Rasulullāh saw. memerintahkan saya untuk membaca al-mu‘awwiżāt setelah setiap salat.” (HR. Aḥmad, Abū Dāwud, al-Tirmiżī, dan al-Nasā’ī, dari ‘Uqbah b. ‘Āmir).


Daftar Pustaka:

[1] Lihat: https://tafsiralquran.id/al-fati%e1%b8%a5ah-dan-al-ikhla%e1%b9%a3-bukti-keserasian-struktur-dan-tujuan-al-quran/

[2] Abū ‘Īsā Muḥammad b. ‘Īsā b. Sawrah al-Tirmidhī, al-Jāmi‘ al-Kabīr wa Huwa Sunan al-Tirmidhī, Ed. Shu‘aib al-Arnā’ūṭ (Dār al-Risālah al-‘Ālamiyyah, 2009), 05:169.

[3] Muḥammad al-Tāhir b. ‘Āshūr, al-Taḥrīr wa al-Tanwīr (Tunis: al-Dār al-Tūnisiyyah li al-Nashr, 1984), 30:623.

[4] Abū al-Ḥasan ‘Alī b. Aḥmad b. Muḥammad b. ‘Alī al-Wāḥidī, Asbāb al-Nuzūl, Ed. Kamāl Bishūnī Zaghlūl (Beirut: Dār al-Kutub al-‘Ilmiyyah, 1411), 502–4.

[5] Jalāl al-Dīn ‘Abd al-Raḥmān b. Abī Bakr al-Suyūṭī, Tanāsuq al-Durar fī Tanāsub al-Suwar, Ed. ‘Abd al-Qādir Aḥmad Aṭā (Cairo: Dār al-Faḍīlah li al-Nashr wa al-Tawzī‘, 2002), 173.
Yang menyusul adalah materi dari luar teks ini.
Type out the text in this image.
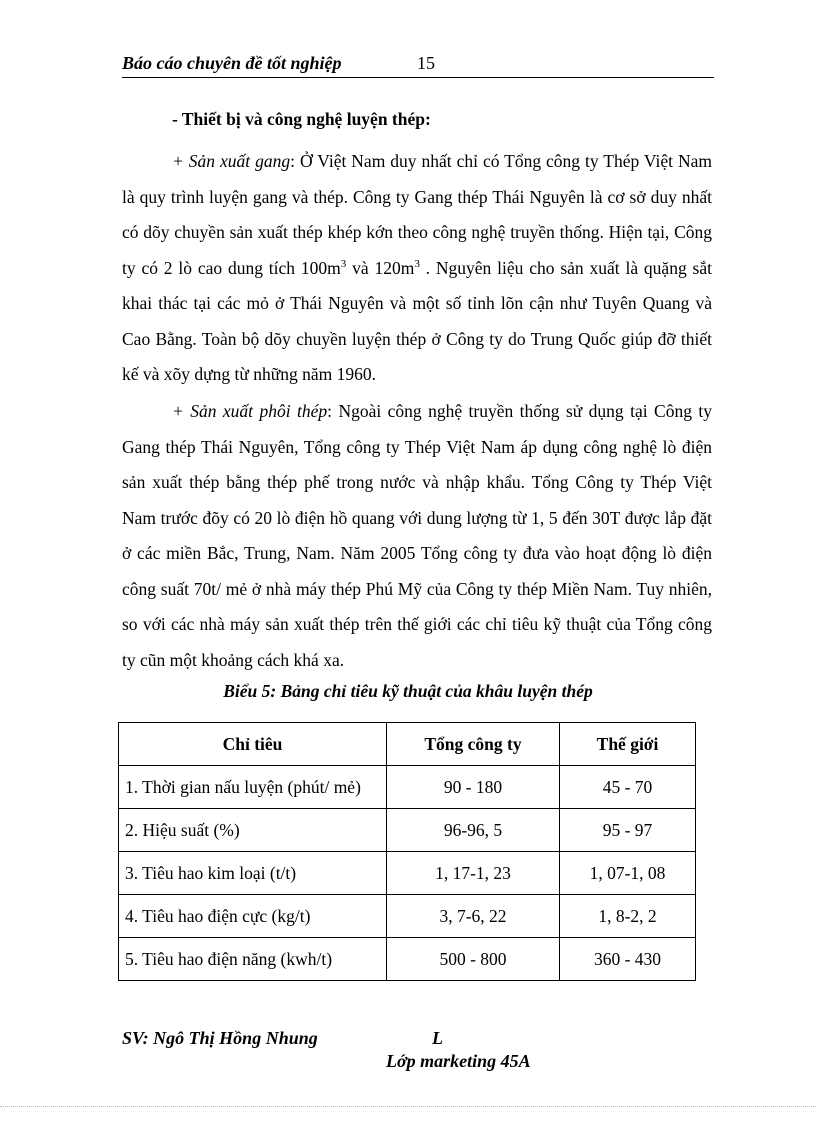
Báo cáo chuyên đề tốt nghiệp	15
- Thiết bị và công nghệ luyện thép:
+ Sản xuất gang: Ở Việt Nam duy nhất chỉ có Tổng công ty Thép Việt Nam là quy trình luyện gang và thép. Công ty Gang thép Thái Nguyên là cơ sở duy nhất có dõy chuyền sản xuất thép khép kớn theo công nghệ truyền thống. Hiện tại, Công ty có 2 lò cao dung tích $100m^3$ và $120m^3$ . Nguyên liệu cho sản xuất là quặng sắt khai thác tại các mỏ ở Thái Nguyên và một số tỉnh lõn cận như Tuyên Quang và Cao Bằng. Toàn bộ dõy chuyền luyện thép ở Công ty do Trung Quốc giúp đỡ thiết kế và xõy dựng từ những năm 1960.
+ Sản xuất phôi thép: Ngoài công nghệ truyền thống sử dụng tại Công ty Gang thép Thái Nguyên, Tổng công ty Thép Việt Nam áp dụng công nghệ lò điện sản xuất thép bằng thép phế trong nước và nhập khẩu. Tổng Công ty Thép Việt Nam trước đõy có 20 lò điện hồ quang với dung lượng từ 1, 5 đến 30T được lắp đặt ở các miền Bắc, Trung, Nam. Năm 2005 Tổng công ty đưa vào hoạt động lò điện công suất 70t/ mẻ ở nhà máy thép Phú Mỹ của Công ty thép Miền Nam. Tuy nhiên, so với các nhà máy sản xuất thép trên thế giới các chỉ tiêu kỹ thuật của Tổng công ty cũn một khoảng cách khá xa.
Biểu 5: Bảng chỉ tiêu kỹ thuật của khâu luyện thép
Chỉ tiêu	Tổng công ty	Thế giới
1. Thời gian nấu luyện (phút/ mẻ)	90 - 180	45 - 70
2. Hiệu suất (%)	96-96, 5	95 - 97
3. Tiêu hao kim loại (t/t)	1, 17-1, 23	1, 07-1, 08
4. Tiêu hao điện cực (kg/t)	3, 7-6, 22	1, 8-2, 2
5. Tiêu hao điện năng (kwh/t)	500 - 800	360 - 430
SV: Ngô Thị Hồng Nhung	L
Lớp marketing 45A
[6] M. Quraish Shihab, Tafsir Al-Mishbāḥ; Pesan, Kesan, dan Keserasian Al-Qur’an (Jakarta: Lentera Hati, 2005), 15:619.

[7] al-Tāhir b. ‘Āshūr, al-Taḥrīr wa al-Tanwīr, 30:624.

[8] al-Suyūṭī, Tanāsuq al-Durar fī Tanāsub al-Suwar, 177–78.

[9] Wahbah al-Zuḥaylī, Tafsīr al-Munīr fī al-‘Aqīdah wa al-Sharī’ah wa al-Manhaj (Beirut: Dār al-Fikr al-Mu’āṣir, 1991), 30:470.

[10] al-Zuḥaylī, Tafsīr al-Munīr fī al-‘Aqīdah wa al-Sharī’ah wa al-Manhaj, 30:478.

[11] al-Suyūṭī, Tanāsuq al-Durar fī Tanāsub al-Suwar, 179–80.